More disturbing is the larger message: that a government agency knows better than you how to take care of your child.
Did you know that the government’s National Child Measurement Programme currently has an “active opt-in” program (where parents have to request the BMIs), but the government is working to change legislation so that they will get it automatically, and parents would have to actively “opt-out.” So, how much was this ‘study of child obesity’ just trying to create the public perception of support for this legislation and nationalized program?
We’ve seen polls being used before to try and convince the public that parents are blind to their children’s “poor diets” and weight “problems” and that they need to support BMI screenings and be told when their child is too fat. We also saw what was really going on when our Centers for Disease Control and Prevention claimed that most parents here supported their child’s BMI be measured by state school personnel and screened for obesity. [BTW, parents do still have the right, at least for now, to opt out of letting State school personnel assess their children’s BMIs.] And we’ve seen the absurdity of the government’s idea of obesity in normal growing children and why so many parents don’t buy the notion that their child is fat or a public health crisis.
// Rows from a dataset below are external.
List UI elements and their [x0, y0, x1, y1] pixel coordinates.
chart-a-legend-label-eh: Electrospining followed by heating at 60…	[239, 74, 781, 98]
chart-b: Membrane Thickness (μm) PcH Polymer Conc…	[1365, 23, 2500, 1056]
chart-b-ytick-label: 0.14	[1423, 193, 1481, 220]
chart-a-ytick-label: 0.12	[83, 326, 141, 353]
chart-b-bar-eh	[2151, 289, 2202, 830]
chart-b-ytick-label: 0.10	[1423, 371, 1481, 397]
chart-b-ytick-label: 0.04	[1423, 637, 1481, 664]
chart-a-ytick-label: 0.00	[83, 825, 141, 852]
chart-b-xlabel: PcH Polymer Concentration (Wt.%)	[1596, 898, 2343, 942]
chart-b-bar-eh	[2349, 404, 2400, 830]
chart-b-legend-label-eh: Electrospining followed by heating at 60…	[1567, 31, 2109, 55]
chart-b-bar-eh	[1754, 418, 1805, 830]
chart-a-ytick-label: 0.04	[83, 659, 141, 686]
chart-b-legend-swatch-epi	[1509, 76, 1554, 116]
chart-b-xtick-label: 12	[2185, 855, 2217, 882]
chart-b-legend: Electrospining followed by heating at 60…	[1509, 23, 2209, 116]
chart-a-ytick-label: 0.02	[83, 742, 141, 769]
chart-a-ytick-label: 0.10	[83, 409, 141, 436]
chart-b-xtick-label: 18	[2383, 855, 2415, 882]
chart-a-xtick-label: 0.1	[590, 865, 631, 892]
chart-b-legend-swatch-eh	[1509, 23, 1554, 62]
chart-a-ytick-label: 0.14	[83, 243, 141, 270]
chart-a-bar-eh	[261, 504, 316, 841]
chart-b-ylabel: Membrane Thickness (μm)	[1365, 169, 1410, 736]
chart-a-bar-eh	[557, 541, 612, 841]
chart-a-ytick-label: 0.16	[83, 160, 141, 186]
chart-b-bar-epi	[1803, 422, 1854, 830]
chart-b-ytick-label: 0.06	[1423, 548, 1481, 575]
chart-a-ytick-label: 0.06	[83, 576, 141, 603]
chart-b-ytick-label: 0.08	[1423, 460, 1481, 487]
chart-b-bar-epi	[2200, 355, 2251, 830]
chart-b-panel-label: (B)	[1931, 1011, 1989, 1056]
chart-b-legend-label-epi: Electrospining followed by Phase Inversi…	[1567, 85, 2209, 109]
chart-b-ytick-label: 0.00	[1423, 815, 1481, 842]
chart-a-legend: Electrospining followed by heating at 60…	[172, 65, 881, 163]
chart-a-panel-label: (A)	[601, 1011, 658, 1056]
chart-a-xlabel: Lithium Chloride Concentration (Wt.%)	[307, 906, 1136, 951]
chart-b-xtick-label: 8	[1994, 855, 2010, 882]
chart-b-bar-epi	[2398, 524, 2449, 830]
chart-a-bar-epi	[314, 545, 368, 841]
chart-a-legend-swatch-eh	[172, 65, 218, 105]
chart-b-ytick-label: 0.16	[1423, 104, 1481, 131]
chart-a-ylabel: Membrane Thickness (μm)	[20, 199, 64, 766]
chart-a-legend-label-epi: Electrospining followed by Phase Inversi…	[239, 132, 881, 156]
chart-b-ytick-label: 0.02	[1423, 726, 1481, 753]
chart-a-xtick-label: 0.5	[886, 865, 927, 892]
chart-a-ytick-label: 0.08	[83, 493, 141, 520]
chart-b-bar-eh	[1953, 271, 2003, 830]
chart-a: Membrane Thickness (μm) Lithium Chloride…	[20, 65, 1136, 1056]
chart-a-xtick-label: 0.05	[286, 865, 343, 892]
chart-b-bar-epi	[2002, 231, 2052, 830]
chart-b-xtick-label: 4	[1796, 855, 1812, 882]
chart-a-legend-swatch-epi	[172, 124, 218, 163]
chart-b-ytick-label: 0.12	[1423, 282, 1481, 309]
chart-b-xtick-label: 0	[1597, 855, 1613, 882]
As Karen DeCoster goes on to observe: “In America, there are many folks who would love to nationalize the obesity ‘crisis’ and its various ‘solutions.’” One of the key players behind efforts to nationalize a crisis of our modern diets and lifestyles continues to fund Institute of Medicine’s reports on childhood obesity and its action plans for far reaching proposals, never mind the complete lack of scientific evidence behind their proposals. As she quotes from a 2004 IOM report:
Just as broad-based approaches have been used to address other public health concerns—including automobile safety and tobacco use—obesity prevention should be public health in action at its broadest and most inclusive level. Prevention of obesity in children and youth should be a national public health priority. Since the 1930s, the federal government has had commitments to programs that address nutritional deficiencies and encourage physical fitness, but only recently has obesity been targeted specifically. In Healthy People 2010, the health objectives for the nation, the U.S. Department of Health and Human Services (HHS) set a goal of reducing the proportion of children and youth who are obese to 5 percent by 2010. Only through policies, legislation, programs, and research will meaningful changes be made. The Secretary of HHS is in the best position to convene a high-level task force involving other federal agencies to coordinate research programs, policies, and budgets aimed at reducing childhood obesity and to catalyze the interdepartmental collaborations needed to resolve such a complex issue.
Yet, incredibly, these are the same people who want us to believe they know best and that their track record is evidence enough to justify even more of our public resources be devoted to their programs. As DeCoster asks:
Question: if the federal government has been "addressing nutritional deficiencies and encouraging physical fitness since the 1930s," and we find that nutrition, obesity, and health "crises" have become more prevalent in those 75 years (according to the alarmists), how do the planner-bureaucrats justify a further increase in federal government intervention?
Media’s doomsday food, health and obesity crisis news and proposed solutions is marketing. The massive amounts of disinformation and manipulations coming from faceless online “friends” is more often marketing than many people suspect. Unless we want to buy what they’re selling, it pays to dig into the science and facts for ourselves and let our voices be heard.